To link the steps, you'll need to create a role that is capable of doing so. Go to `IAM` and create a Step Functions role, and attach the **CloudWatchEventsFullAccess** and **SageMakerFullAccess** policies. Once done, make use of the above steps to create a workflow. Quick debugging tip: jobs must have a unique name; you'll need to rename job names when debugging.

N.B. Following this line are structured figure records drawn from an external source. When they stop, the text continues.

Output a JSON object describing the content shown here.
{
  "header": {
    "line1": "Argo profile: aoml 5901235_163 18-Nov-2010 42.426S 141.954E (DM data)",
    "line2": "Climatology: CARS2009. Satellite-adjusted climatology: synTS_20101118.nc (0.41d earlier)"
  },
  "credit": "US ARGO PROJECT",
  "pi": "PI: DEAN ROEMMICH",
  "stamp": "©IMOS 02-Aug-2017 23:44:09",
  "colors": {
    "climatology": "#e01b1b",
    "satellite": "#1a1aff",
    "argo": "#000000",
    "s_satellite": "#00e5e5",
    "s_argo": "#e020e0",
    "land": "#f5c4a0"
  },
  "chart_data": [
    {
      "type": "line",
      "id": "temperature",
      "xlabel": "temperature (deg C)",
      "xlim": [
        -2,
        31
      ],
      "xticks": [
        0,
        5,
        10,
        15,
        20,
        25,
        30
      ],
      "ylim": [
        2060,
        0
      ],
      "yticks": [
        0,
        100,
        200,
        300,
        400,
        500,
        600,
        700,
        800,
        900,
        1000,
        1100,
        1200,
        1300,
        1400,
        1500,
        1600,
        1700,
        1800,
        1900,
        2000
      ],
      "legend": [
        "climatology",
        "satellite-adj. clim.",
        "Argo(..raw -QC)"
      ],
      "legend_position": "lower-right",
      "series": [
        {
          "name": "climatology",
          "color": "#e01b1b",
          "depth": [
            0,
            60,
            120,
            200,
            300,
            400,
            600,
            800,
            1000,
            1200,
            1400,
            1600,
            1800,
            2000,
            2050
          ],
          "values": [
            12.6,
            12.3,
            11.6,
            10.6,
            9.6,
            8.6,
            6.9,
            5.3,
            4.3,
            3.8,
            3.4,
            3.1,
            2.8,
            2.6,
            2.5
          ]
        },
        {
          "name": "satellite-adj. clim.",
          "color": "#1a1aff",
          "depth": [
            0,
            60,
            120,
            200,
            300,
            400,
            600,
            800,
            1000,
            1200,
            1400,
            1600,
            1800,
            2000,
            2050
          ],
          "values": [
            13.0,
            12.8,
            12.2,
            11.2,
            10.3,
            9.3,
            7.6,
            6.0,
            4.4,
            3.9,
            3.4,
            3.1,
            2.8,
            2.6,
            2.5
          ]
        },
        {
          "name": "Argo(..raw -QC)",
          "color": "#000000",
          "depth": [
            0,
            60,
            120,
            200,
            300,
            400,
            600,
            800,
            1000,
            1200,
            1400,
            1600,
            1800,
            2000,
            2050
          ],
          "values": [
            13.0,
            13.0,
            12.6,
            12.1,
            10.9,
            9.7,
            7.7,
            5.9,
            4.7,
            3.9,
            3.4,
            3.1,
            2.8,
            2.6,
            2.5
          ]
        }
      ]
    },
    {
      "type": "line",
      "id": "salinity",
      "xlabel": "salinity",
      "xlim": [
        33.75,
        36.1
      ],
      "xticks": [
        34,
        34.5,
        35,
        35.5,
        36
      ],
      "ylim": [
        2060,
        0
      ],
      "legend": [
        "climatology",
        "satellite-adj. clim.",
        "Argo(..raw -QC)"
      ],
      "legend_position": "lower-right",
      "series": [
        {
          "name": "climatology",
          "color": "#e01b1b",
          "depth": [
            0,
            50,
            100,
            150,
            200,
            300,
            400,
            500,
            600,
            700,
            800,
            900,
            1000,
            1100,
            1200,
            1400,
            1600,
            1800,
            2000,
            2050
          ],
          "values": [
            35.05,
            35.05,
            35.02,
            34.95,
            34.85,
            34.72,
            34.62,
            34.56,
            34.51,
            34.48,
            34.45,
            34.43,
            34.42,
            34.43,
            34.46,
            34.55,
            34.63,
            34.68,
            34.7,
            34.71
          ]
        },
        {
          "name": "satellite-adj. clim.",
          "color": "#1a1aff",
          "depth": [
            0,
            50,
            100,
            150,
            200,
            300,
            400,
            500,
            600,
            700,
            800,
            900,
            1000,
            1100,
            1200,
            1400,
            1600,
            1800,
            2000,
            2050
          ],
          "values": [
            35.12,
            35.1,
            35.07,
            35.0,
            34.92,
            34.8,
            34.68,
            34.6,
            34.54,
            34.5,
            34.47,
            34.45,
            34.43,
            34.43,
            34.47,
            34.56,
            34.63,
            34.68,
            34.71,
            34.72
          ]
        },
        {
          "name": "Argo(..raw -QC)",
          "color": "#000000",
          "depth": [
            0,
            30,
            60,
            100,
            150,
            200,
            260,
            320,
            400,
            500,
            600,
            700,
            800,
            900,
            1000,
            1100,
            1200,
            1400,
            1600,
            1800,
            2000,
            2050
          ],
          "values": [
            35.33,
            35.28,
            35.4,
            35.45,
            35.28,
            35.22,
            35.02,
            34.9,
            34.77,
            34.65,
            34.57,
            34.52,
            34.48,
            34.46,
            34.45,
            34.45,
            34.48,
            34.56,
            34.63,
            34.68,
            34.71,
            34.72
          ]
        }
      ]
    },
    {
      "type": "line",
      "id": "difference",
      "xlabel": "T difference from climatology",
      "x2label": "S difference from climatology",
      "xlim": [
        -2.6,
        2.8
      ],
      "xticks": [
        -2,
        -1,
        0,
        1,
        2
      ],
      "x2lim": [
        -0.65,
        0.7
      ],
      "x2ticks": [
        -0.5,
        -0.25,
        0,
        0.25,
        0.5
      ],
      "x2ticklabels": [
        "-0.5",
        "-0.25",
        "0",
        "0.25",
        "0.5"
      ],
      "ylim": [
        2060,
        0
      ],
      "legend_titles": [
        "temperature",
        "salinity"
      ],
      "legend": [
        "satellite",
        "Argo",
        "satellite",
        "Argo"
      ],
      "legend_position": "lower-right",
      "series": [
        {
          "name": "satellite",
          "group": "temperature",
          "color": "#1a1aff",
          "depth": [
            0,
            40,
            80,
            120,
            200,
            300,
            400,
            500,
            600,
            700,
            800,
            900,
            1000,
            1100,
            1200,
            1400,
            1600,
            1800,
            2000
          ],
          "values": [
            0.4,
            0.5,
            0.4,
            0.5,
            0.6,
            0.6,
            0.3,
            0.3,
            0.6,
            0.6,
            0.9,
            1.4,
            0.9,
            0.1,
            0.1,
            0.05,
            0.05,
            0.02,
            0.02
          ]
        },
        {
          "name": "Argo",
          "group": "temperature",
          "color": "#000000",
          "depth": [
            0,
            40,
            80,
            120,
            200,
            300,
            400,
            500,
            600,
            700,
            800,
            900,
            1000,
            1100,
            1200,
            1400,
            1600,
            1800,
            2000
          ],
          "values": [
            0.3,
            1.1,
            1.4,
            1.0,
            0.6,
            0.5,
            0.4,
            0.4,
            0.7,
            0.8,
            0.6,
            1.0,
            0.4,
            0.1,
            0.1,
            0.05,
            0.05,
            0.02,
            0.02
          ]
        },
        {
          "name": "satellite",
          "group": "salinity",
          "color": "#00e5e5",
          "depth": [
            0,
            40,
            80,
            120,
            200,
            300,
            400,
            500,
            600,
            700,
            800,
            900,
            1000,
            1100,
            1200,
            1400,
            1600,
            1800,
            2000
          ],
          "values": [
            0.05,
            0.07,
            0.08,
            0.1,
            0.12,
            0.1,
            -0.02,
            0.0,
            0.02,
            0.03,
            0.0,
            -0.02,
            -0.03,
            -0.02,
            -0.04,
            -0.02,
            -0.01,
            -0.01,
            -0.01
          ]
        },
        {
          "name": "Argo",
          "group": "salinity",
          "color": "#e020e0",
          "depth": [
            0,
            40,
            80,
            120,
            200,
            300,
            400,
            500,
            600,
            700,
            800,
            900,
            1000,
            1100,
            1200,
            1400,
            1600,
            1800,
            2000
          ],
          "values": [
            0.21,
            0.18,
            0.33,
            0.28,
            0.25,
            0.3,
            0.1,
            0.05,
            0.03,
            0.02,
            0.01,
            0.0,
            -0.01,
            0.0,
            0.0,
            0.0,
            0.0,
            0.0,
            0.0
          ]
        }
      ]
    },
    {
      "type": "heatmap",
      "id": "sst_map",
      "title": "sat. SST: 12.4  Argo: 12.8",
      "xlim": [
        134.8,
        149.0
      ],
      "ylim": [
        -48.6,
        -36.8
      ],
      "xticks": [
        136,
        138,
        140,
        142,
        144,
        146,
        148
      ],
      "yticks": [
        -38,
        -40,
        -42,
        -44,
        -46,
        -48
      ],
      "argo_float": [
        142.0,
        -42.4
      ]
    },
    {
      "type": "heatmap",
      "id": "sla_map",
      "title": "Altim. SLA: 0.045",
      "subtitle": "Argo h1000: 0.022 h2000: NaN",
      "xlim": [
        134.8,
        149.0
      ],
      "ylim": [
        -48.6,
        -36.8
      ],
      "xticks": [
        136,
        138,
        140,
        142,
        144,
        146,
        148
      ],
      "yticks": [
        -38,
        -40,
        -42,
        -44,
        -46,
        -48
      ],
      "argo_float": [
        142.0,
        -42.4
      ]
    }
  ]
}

Consider creating a method that will dynamically create unique job names! 

In [5]:
%%time
from stepfunctions.steps import Chain
from stepfunctions.workflow import Workflow

workflow_role = "arn:aws:iam::807711953667:role/udacity_step_20241123"
workflow_graph = Chain([processing_step, training_step])
workflow = Workflow(
    name="udacity_step_handson",
    definition=workflow_graph,
    role=workflow_role,
)
workflow.create()
###################################
## execute workflow
###################################
execution = workflow.execute(
    inputs={
        ## Each pre processing job (SageMaker processing job) requires a unique name
        "PreprocessingJobName": preprocessing_job_name, 
        ## Each Sagemaker Training job requires a unique name
        "TrainingJobName": training_job_name,        
    }
)
execution_output = execution.get_output(wait=True)
## CPU times: user 627 ms, sys: 79.8 ms, total: 707 ms
## Wall time: 5min 19s

CPU times: user 743 ms, sys: 63.1 ms, total: 806 ms
Wall time: 5min 47s


You can track the outcome of this workflow through a custom UI that gets generated! Check it out!    

⚠️ [vaib-amz commented on Feb 11, 2020](https://github.com/aws/aws-step-functions-data-science-sdk-python/issues/29#issuecomment-584783445)    
  `The graph visualizations provided by the Step Functions Data Science SDK are supported only on the standard Jupyter environment at present.`

In [6]:
execution.render_progress()